Research

Dark protein space

Nature has explored only a tiny part of all possible sequences that can be constructed from the canonical amino acid alphabet. This project explores the structural potential of the unevolved sequence space and tests early hypotheses that assumed that existing proteins adopt specific three dimensional folds because natural selection has evolved rare sequences with such ability, while it was implied that unevolved sequences would likely be disordered.

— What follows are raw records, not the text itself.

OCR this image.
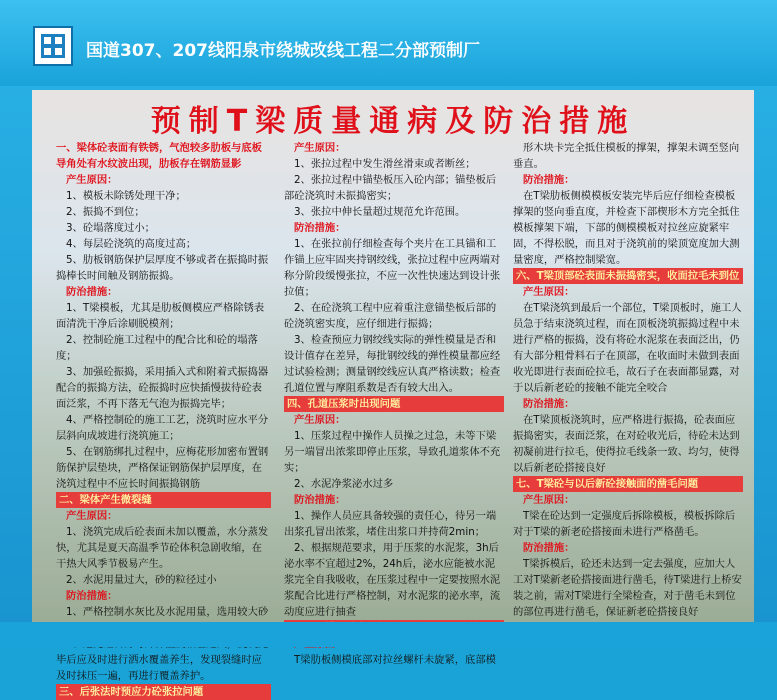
国道307、207线阳泉市绕城改线工程二分部预制厂
预制T梁质量通病及防治措施
一、梁体砼表面有铁锈，气泡较多肋板与底板导角处有水纹波出现，肋板存在钢筋显影
产生原因：
1、模板未除锈处理干净；
2、振捣不到位；
3、砼塌落度过小；
4、每层砼浇筑的高度过高；
5、肋板钢筋保护层厚度不够或者在振捣时振捣棒长时间触及钢筋振捣。
防治措施：
1、T梁模板，尤其是肋板侧模应严格除锈表面清洗干净后涂刷脱模剂；
2、控制砼施工过程中的配合比和砼的塌落度；
3、加强砼振捣，采用插入式和附着式振捣器配合的振捣方法，砼振捣时应快插慢拔待砼表面泛浆，不再下落无气泡为振捣完毕；
4、严格控制砼的施工工艺，浇筑时应水平分层斜向成坡进行浇筑施工；
5、在钢筋绑扎过程中，应梅花形加密布置钢筋保护层垫块，严格保证钢筋保护层厚度，在浇筑过程中不应长时间振捣钢筋
二、梁体产生微裂缝
产生原因：
1、浇筑完成后砼表面未加以覆盖，水分蒸发快，尤其是夏天高温季节砼体积急剧收缩，在干热大风季节极易产生。
2、水泥用量过大，砂的粒径过小
防治措施：
1、严格控制水灰比及水泥用量，选用较大砂
毕后应及时进行洒水覆盖养生，发现裂缝时应及时抹压一遍，再进行覆盖养护。
三、后张法时预应力砼张拉问题
产生原因：
1、张拉过程中发生滑丝滑束或者断丝；
2、张拉过程中锚垫板压入砼内部；锚垫板后部砼浇筑时未振捣密实；
3、张拉中伸长量超过规范允许范围。
防治措施：
1、在张拉前仔细检查每个夹片在工具锚和工作锚上应牢固夹持钢绞线，张拉过程中应两端对称分阶段缓慢张拉，不应一次性快速达到设计张拉值；
2、在砼浇筑工程中应着重注意锚垫板后部的砼浇筑密实度，应仔细进行振捣；
3、检查预应力钢绞线实际的弹性模量是否和设计值存在差异，每批钢绞线的弹性模量都应经过试验检测；测量钢绞线应认真严格读数；检查孔道位置与摩阻系数是否有较大出入。
四、孔道压浆时出现问题
产生原因：
1、压浆过程中操作人员操之过急，未等下梁另一端冒出浓浆即停止压浆，导致孔道浆体不充实；
2、水泥净浆泌水过多
防治措施：
1、操作人员应具备较强的责任心，待另一端出浆孔冒出浓浆，堵住出浆口并持荷2min；
2、根据规范要求，用于压浆的水泥浆，3h后泌水率不宜超过2%，24h后，泌水应能被水泥浆完全自我吸收，在压浆过程中一定要按照水泥浆配合比进行严格控制，对水泥浆的泌水率，流动度应进行抽查
T梁肋板侧模底部对拉丝螺杆未旋紧，底部模
形木块卡完全抵住模板的撑架，撑架未调至竖向垂直。
防治措施：
在T梁肋板侧模模板安装完毕后应仔细检查模板撑架的竖向垂直度，并检查下部楔形木方完全抵住模板撑架下端，下部的侧模模板对拉丝应旋紧牢固，不得松脱，而且对于浇筑前的梁顶宽度加大测量密度，严格控制梁宽。
六、T梁顶部砼表面未振捣密实，收面拉毛未到位
产生原因：
在T梁浇筑到最后一个部位，T梁顶板时，施工人员急于结束浇筑过程，而在顶板浇筑振捣过程中未进行严格的振捣，没有将砼水泥浆在表面泛出，仍有大部分粗骨料石子在顶部，在收面时未做到表面收光即进行表面砼拉毛，故石子在表面都显露，对于以后新老砼的接触不能完全咬合
防治措施：
在T梁顶板浇筑时，应严格进行振捣，砼表面应振捣密实，表面泛浆，在对砼收光后，待砼未达到初凝前进行拉毛，使得拉毛线条一致、均匀，使得以后新老砼搭接良好
七、T梁砼与以后新砼接触面的凿毛问题
产生原因：
T梁在砼达到一定强度后拆除模板，模板拆除后对于T梁的新老砼搭接面未进行严格凿毛。
防治措施：
T梁拆模后，砼还未达到一定去强度，应加大人工对T梁新老砼搭接面进行凿毛，待T梁进行上桥安装之前，需对T梁进行全梁检查，对于凿毛未到位的部位再进行凿毛，保证新老砼搭接良好
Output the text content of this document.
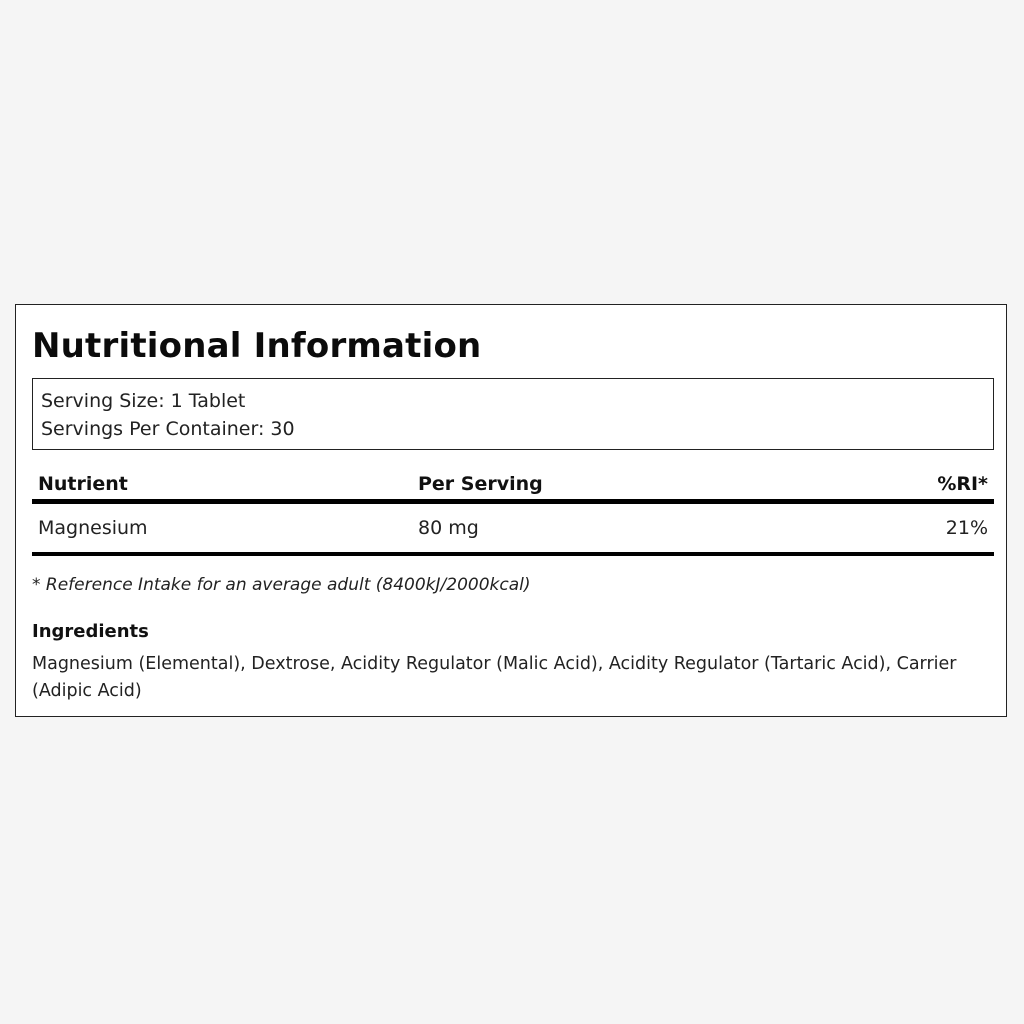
Nutritional Information
Serving Size: 1 Tablet
Servings Per Container: 30
Nutrient	Per Serving	%RI*
Magnesium	80 mg	21%

* Reference Intake for an average adult (8400kJ/2000kcal)

Ingredients

Magnesium (Elemental), Dextrose, Acidity Regulator (Malic Acid), Acidity Regulator (Tartaric Acid), Carrier (Adipic Acid)
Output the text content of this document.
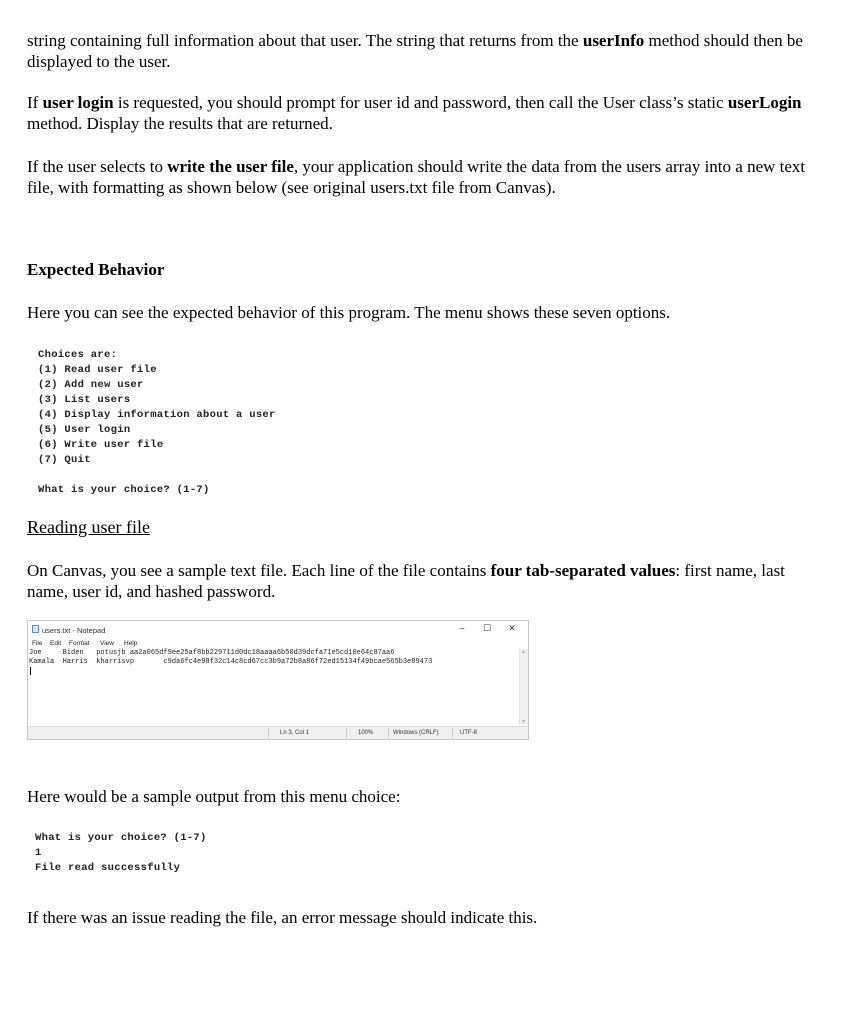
string containing full information about that user. The string that returns from the userInfo method should then be displayed to the user.

If user login is requested, you should prompt for user id and password, then call the User class’s static userLogin method. Display the results that are returned.

If the user selects to write the user file, your application should write the data from the users array into a new text file, with formatting as shown below (see original users.txt file from Canvas).

Expected Behavior

Here you can see the expected behavior of this program. The menu shows these seven options.

Choices are:
(1) Read user file
(2) Add new user
(3) List users
(4) Display information about a user
(5) User login
(6) Write user file
(7) Quit

What is your choice? (1-7)
Reading user file

On Canvas, you see a sample text file. Each line of the file contains four tab-separated values: first name, last name, user id, and hashed password.

users.txt - Notepad	–	☐	✕
File Edit Format View Help
Joe     Biden   potusjb aa2a065df9ee25af8bb229711d0dc18aaaa6b50d39dcfa71e5cd10e64c87aa6
Kamala  Harris  kharrisvp       c9da6fc4e98f32c14c8cd67cc3b9a72b8a86f72ed15134f49bcae565b3e89473
▲
▼
Ln 3, Col 1	100%	Windows (CRLF)	UTF-8

Here would be a sample output from this menu choice:

What is your choice? (1-7)
1
File read successfully

If there was an issue reading the file, an error message should indicate this.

Effect of the amino acid alphabet on protein structure


The canonical amino acid alphabet has remained largely unchanged ever since it arose, more than 3 billion years ago. Diverse lines of evidence indicate that earlier life built proteins using a smaller alphabet, and that other amino acids were available for use from different potential prebiotic sources. Apparently, an “early amino acid alphabet” of approximately 10 members was used to construct early proteins and peptides and the remaining canonical amino acids developed through pathways of biochemical synthesis, after the genetic code originated. This project studies the relationship between the evolution of the amino acid alphabet, and the consequent repertoire of protein structures, using both bioinformatics and experimental techniques.

Protein reverse evolution

It is largely unknown if contemporary proteins could be made entirely of “early” amino acid alphabet and how the effect would differ for different natures of protein folds. However, many lessons from protein design have agreed that functional proteins can be built using approximately half of the canonical amino acid alphabet. This project aims to explore whether the early amino acid alphabet has the ability to support comparable protein structures/functions as the current alphabet (and the genetic code is redundant in this respect) or whether the code had to expand in order to encompass the protein world repertoire as we know it.